Normally you will have no need of this script, which is just another handy little "extra" tool.


hold.htm

This is the HTML handled by the PHP script holder.php, cited just below.


holder.php

This is the PHP script that "handles" the associated HTML file named hold.htm, which is the general new-book-search page. The remarks above cover such arrangements.

This script generates the 28 title-listing pages. It requires some parameters--

holder.php?in=ca<r=B

would specify the letter-B titles found for Amazon Canada.


Install.html

You're reading it.


know.inc

This module, which you can delete, adds a little more change to each page by asking, in small print at the bottom of the page, "What do you know about X?", where "X" is one of nearly a million topics in an online encyclopedia; the "X" is a link to the encyclopedia article on the corresponding subject.

I run the encyclopedia site, and would appreciate it if you leave this in, but you certainly can remove it if you feel the need.
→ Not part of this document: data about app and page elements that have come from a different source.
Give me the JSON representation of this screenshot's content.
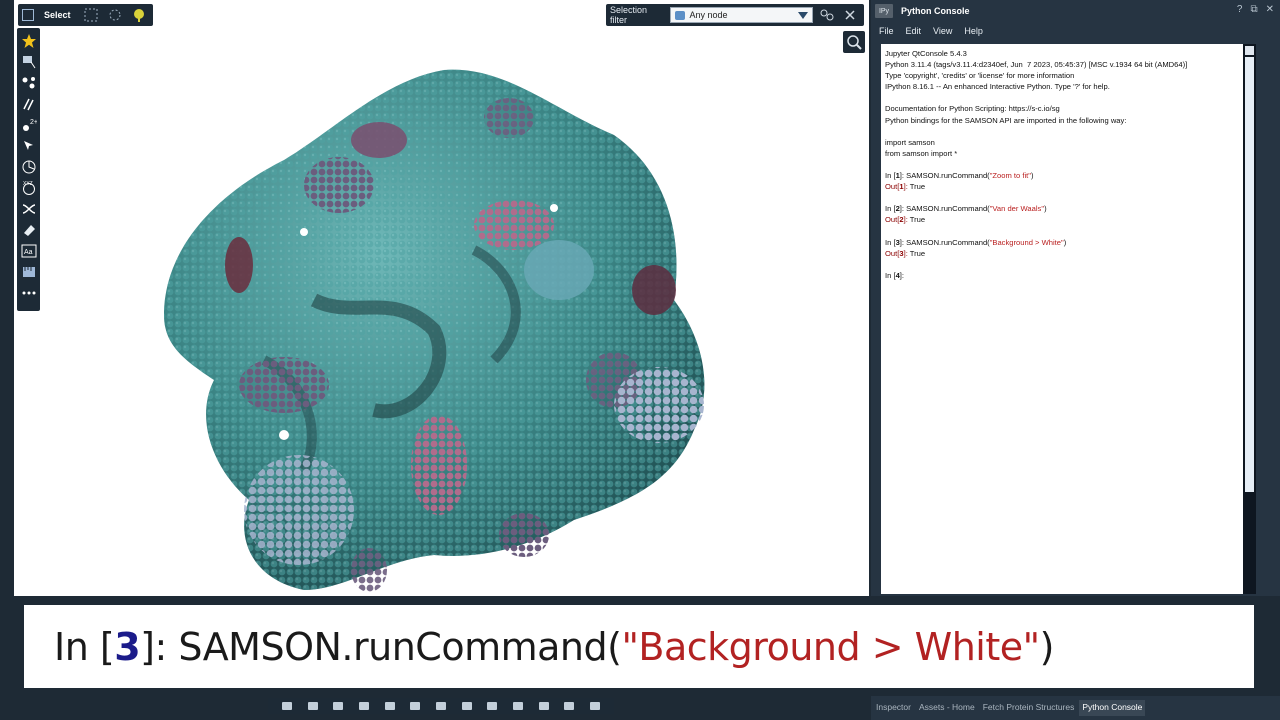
{
  "viewport": {
    "select_label": "Select",
    "selection_filter_label": "Selection filter",
    "selection_filter_value": "Any node"
  },
  "console": {
    "title": "Python Console",
    "menu": [
      "File",
      "Edit",
      "View",
      "Help"
    ],
    "header_lines": [
      "Jupyter QtConsole 5.4.3",
      "Python 3.11.4 (tags/v3.11.4:d2340ef, Jun  7 2023, 05:45:37) [MSC v.1934 64 bit (AMD64)]",
      "Type 'copyright', 'credits' or 'license' for more information",
      "IPython 8.16.1 -- An enhanced Interactive Python. Type '?' for help."
    ],
    "doc_lines": [
      "Documentation for Python Scripting: https://s-c.io/sg",
      "Python bindings for the SAMSON API are imported in the following way:"
    ],
    "import_lines": [
      "import samson",
      "from samson import *"
    ],
    "cells": [
      {
        "n": "1",
        "code_prefix": "SAMSON.runCommand(",
        "arg": "\"Zoom to fit\"",
        "code_suffix": ")",
        "out": "True"
      },
      {
        "n": "2",
        "code_prefix": "SAMSON.runCommand(",
        "arg": "\"Van der Waals\"",
        "code_suffix": ")",
        "out": "True"
      },
      {
        "n": "3",
        "code_prefix": "SAMSON.runCommand(",
        "arg": "\"Background > White\"",
        "code_suffix": ")",
        "out": "True"
      }
    ],
    "prompt_n": "4",
    "in_label": "In [",
    "out_label": "Out[",
    "bracket_close": "]: "
  },
  "tabs": [
    "Inspector",
    "Assets - Home",
    "Fetch Protein Structures",
    "Python Console"
  ],
  "active_tab": "Python Console",
  "banner": {
    "prefix": "In [",
    "n": "3",
    "mid": "]: SAMSON.runCommand(",
    "arg": "\"Background > White\"",
    "suffix": ")"
  },
  "colors": {
    "panel_bg": "#263442",
    "toolbar_bg": "#1d2a36",
    "molecule_main": "#3d8a8a",
    "molecule_accent_purple": "#7a6688",
    "molecule_accent_pink": "#b86a8a",
    "molecule_accent_blue": "#9fb0cc"
  }
}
Why not try it out and see how it looks?


makemail.inc

This is, to me, a very pleasing little module. It generates the following line, which is presented in very small, faint type at the bottom of the bookshop "front page":

This is a spammer-trapping spurious email address; please do not click on it!.

The email link concealed under that message has the general form:

24_240_130_222__12_02_05_08_00_08@mywonderfulsite.com

In that, the first four blocks--here shown as 24_240_130_222--are the IP Address of whoever or whatever has just loaded the page, while the rest (here as 12_02_05_08_00_08) is the date and time the page was loaded, in format mm_dd_yy_hh_mm_ss; and the email domain is as you set it in your customize.inc file.
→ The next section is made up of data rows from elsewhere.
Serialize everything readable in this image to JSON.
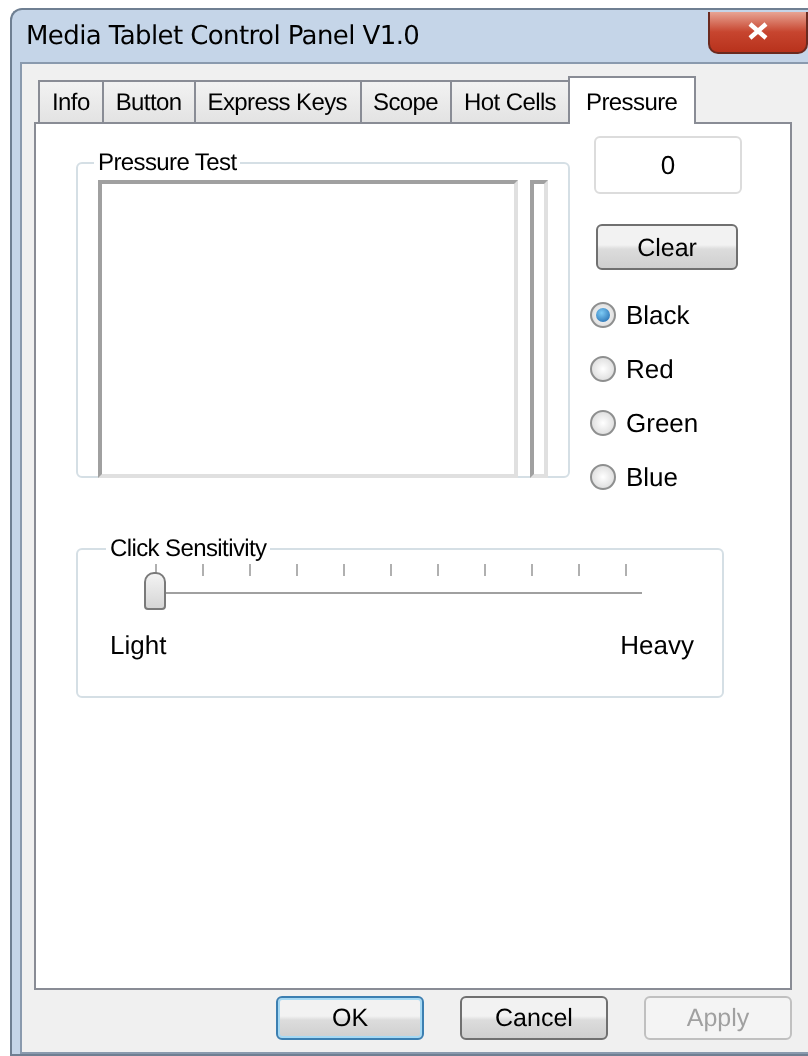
{
  "window": {
    "title": "Media Tablet Control Panel V1.0"
  },
  "tabs": [
    {
      "label": "Info",
      "selected": false
    },
    {
      "label": "Button",
      "selected": false
    },
    {
      "label": "Express Keys",
      "selected": false
    },
    {
      "label": "Scope",
      "selected": false
    },
    {
      "label": "Hot Cells",
      "selected": false
    },
    {
      "label": "Pressure",
      "selected": true
    }
  ],
  "pressure_test": {
    "title": "Pressure Test",
    "value": "0",
    "clear_button": "Clear",
    "colors": [
      {
        "label": "Black",
        "selected": true
      },
      {
        "label": "Red",
        "selected": false
      },
      {
        "label": "Green",
        "selected": false
      },
      {
        "label": "Blue",
        "selected": false
      }
    ]
  },
  "click_sensitivity": {
    "title": "Click Sensitivity",
    "level": 0,
    "min_label": "Light",
    "max_label": "Heavy"
  },
  "buttons": [
    {
      "label": "OK",
      "kind": "default",
      "disabled": false
    },
    {
      "label": "Cancel",
      "kind": "normal",
      "disabled": false
    },
    {
      "label": "Apply",
      "kind": "normal",
      "disabled": true
    }
  ]
}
The idea is that when you get spam emails addressed to that sort of address, you know for a dead-certain fact that they were obtained by a spamming email harvester (although the spammer-throttle described farther below will hugely cut down such harvesting, it cannot stop it altogether)--and moreover, you know the IP Address of the harvester and the exact instant it harvested that email address.

You can do several things with that knowledge. The most useful is to use your .htaccess file to put up permanent "Deny From" IP-based blocks against the harvester. You can also put a block in your email against both the harvester's address and the emailer's IP address (which are rarely if ever the same); that has a microscopic possibility of blocking a few more or less legitimate emailers who doesn't realize where the lists they buy come from, but blocking such as they seems little loss. Finally, if you're a stubborn cuss with time on your hands, you can use WHOIS services to track down the host for the offending IP Address and send them an abuse email explaining how and why you absolutely, positively know that that IP Address was harvesting, and when they harvested. Frankly, most hosts don't give a bowel movement in a hat about curbing abuse (especially the hosts that abusers like to rely on), but if it feels good, do it.


makemaps.php

This is a standalone script that does what findbooks.php automatically does every time it runs: it generates six sitemap files--one for each Amazon division--listing all your per-title book files. It also auto-updates the master Sitemap_index.xml file with the date/time of each updated sitemap file.


makestatic.php

This script will list all files in your site, except those within the Freebie directory and its child subdirectories; it will, however, honor all exceptions it can find in your robots.txt file. Note that in using robots.txt, it does not discriminate by "User-agent": it takes every Disallow: statement as a block. Thus, if you have directories or files blocked to some searchbots but open to Google, you will need to manually add those into the resultant staticmap.xml file that this script generates in your root directory. (It auto-updates the master Sitemap_index.xml file whenever it is run (which will normally be only once--but you can re-run it whenever your list of site pages outside the Freebie ones has been augmented). Note that this script automatically creates entries for all of the "fixed" pages associated with your multiple-bookshop Freebie package--the six "bookshop front-door" pages, the search pages, and so on; the makemaps.php script, and its built-in equivalent in the daily findbooks.php script, just map the individual-title book pages.


nonbooks.inc

A list used to determine, during a free-form search, what sorts of "Media" will be excluded from the results if the user has selected the "Real Books Only" option. Putting these in a distinct include module makes it easy to update or modify them.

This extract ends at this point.